I would like to share with you a
chapter from a book I found in the Archery Library. The text in question refers
to ‘Keeping A Length’, which sounds much like what we call maintaining
consistency in shooting.
In the most beautiful language, this
text sums up precisely why instinctive shooting is an art, and why I find
traditional archery so challenging and rewarding.
HOW TO TRAIN IN ARCHERY
Being a complete study of
the York Round
By Maurice and Will H. Thompson, 1879
KEEPING A LENGTH in archery
nomenclature, is shooting the same distance with each arrow. If you shoot in
line as directed in the preceding chapter, and keep a length as this one bids
you, you will have the pleasure of seeing all your arrows find the central part
of the target, a thing very difficult of accomplishment over the long ranges of
the York Round.
Keeping a length comes of drawing
always the same, elevating always the same, standing always the same, aligning
your arrow always the same, holding your bow always the same, and nocking and
loosing always the same.
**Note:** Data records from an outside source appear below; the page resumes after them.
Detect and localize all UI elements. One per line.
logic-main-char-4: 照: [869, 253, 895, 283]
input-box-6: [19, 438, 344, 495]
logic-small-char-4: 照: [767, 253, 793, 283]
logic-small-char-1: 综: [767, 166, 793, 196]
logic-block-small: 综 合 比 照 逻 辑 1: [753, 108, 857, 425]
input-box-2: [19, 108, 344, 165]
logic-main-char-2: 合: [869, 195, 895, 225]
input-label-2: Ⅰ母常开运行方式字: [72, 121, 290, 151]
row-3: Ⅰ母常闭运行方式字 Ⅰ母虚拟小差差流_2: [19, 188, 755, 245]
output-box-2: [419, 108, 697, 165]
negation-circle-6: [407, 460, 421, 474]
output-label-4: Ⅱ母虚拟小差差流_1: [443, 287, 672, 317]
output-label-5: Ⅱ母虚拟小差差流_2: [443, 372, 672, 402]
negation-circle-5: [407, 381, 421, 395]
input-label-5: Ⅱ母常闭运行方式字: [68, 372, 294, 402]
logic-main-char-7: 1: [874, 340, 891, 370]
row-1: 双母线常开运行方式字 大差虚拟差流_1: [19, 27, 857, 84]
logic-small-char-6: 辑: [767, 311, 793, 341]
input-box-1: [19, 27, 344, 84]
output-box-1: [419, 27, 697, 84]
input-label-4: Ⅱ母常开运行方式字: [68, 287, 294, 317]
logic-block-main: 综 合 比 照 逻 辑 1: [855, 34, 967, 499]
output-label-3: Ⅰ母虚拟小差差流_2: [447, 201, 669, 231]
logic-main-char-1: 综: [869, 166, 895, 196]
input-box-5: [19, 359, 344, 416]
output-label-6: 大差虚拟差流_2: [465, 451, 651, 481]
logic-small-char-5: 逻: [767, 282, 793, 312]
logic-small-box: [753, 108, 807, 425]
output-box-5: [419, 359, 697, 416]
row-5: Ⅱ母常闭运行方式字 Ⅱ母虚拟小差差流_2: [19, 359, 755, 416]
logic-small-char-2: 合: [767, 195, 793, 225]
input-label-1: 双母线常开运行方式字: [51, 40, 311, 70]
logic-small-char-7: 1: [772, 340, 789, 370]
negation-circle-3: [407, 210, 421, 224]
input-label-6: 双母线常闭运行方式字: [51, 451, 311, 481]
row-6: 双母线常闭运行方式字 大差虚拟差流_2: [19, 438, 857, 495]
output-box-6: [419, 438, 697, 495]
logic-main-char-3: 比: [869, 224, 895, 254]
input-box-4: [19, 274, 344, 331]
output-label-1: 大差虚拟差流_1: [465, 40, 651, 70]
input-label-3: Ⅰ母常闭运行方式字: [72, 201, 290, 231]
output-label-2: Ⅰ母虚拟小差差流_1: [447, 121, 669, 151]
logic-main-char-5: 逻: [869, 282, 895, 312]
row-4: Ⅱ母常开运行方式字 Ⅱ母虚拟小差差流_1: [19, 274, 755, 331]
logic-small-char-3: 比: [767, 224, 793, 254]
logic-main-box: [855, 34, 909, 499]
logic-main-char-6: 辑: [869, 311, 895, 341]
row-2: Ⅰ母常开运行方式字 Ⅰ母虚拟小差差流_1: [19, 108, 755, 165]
In fact, this keeping a length is the crowning
achievement of the master bowman. To attain to reasonable proficiency in its
execution requires long and painstaking practice. Indeed the York Round demands
careful training at every point; but nowhere are alert intelligence and
exhaustless patience so absolutely indispensible. Every, even the minutest
operation of shooting must be perfectly performed and uniformly repeated at
each shot. If one finger in the slightest possible way slips on the string - if
the nock of the arrow is a little awry - if the merest fraction of an inch
varies the aim - if the bow is held a little loosely - if you lack the eighth
of an inch of drawing the full length of arrow - if you draw just a little
lower or higher at the chin - if you hold a quarter of a second longer or
shorter in aiming - in a word, if in anything one shot is performed differently
from another, the result will be a noticeable, if not a disastrous variance in
keeping the length.
Any one who has hunted game with the
longbow and arrows as long and has attained to such proficiency in keeping a
length with hunting shafts as have the authors of this book, will see
difficulties in target-shooting not dreamed of by the novice. It may seem
marvelous, nevertheless it can be practically demonstrated, that a painted and
graduated target, 4 feet in diameter, the center of which is placed 4 feet
above the ground, is as hard to hit at 100 yards with an arrow as a bird the
size of a wild turkey standing on the ground at the same distance. In fact, the
larger your target the more difficult it is to fixedly at its central part. The
painted circles of a target, too, have the effect to confuse the eyes and tend
to prevent concentration of sight. This peculiarity will be curiously
demonstrated when you first attempt the York Round. Your shooting will be
proportionally better at the longer ranges, especially in keeping the line. Now
keeping the line has much to do with keeping a length, wherefore the York Round
should always be practiced at targets and not at staves, because after having
learned to keep a line and a length by staff shooting, you will be confused and
will blunder when you go to the targets.
One of the most difficult elements of
keeping a length is to so accustom the eye to the necessary elevation, at each
of the three ranges, that, in shooting, the bow-hand and the eye mechanically
operate together in fixing the point quickly and surely. To make this more easy
shoot the same bow at all distances. It is true that a few of the best shots of
England shoot a light bow at 60 and 80 yards and a heavy one at 100 yards; but
we condemn this practice as injurious and out of all form, unless it were
possible to have three bows so graduated in power as that in shooting each at
its respective range the elevation would be uniform. The only safe theory as
well as the only perfect practice for keeping a length is to use precisely the
same weapons at all the ranges; the only change being in the elevation of the
bow-hand.
See to your arrow feathers very
carefully before shooting a match and after each shot; for the least damage to
a vane will seriously endanger both line and length. It is quite often the case
that the best arrow-makers, with all their care, suffer a slight difference to
be made in the width of the feathers to their shafts. Of course, the arrows
having the broader vanes will fall shorter than those having the narrower ones.
It requires very close observation and nice practice to detect defects of this
kind; but the York Round demands just this sort of observation and experiment,
especially on the two longer ranges, where almost undiscoverable errors work
such sad havoc with promising scores.